Странная неприличность полемики составляла отличительный характер наших журналов прошедшего года. Мы надеемся, однако, что это скоро утомит нашу публику и что она скоро захочет видеть в наших литераторах кое-что кроме двуногих животных с перьями.
Обозрение особенных качеств каждого из наших журналов не входит в план этой статьи. Заметим однако, что «Телеграф»[78] был богаче других хорошими, дельными статьями и более других передавал нам любопытного из журналов иностранных, «Северная пчела»[79] была свежее других политическими новостями, «Атеней»[80] менее других участвовал в неприличных полемиках, «Славянин»[81] неприличность брани усилил до поэзии.

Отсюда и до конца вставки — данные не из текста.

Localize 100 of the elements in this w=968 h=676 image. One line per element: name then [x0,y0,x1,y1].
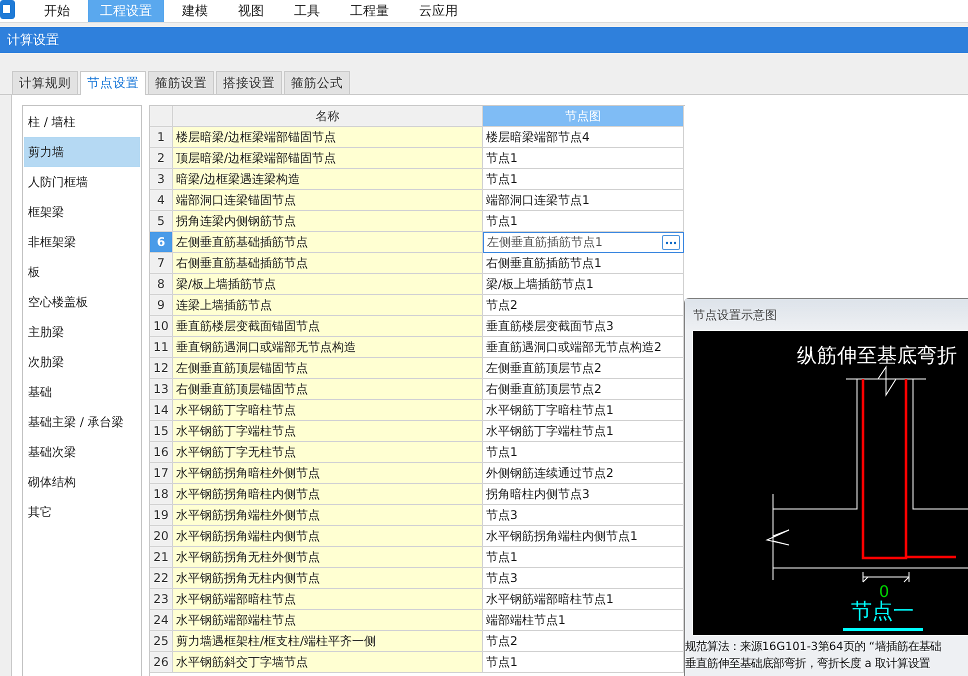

Заметим еще одно качество, общее почти всем журналам нашим, – странный слог, которым пишутся многие оригинальные и большая часть переводных статей, слог неточный, шершавый и часто хуже того, которым писали у нас прежде Карамзина и Дмитриева[82]. Может быть, это одна из главных причин, почему люди со вкусом почти не читают наших журналов, ибо для образованного слуха нет ничего тяжелее фальшивых тонов.
«Северные цветы» были без сравнения лучшим из всех альманахов. В «Невском альманахе» заметим прозаическую статью «Ливония», сочинение неизвестного[83], – если бы наше обозрение было писано тем же пером, которое начертало «Ливонию», то мы печатали бы его без боязни неуспеха.
Другие альманахи – но что пользы нам знать, что те или другие статьи печатались в том, а не в другом периодическом издании? Объяснит ли это сколько-нибудь характер нашей литературы?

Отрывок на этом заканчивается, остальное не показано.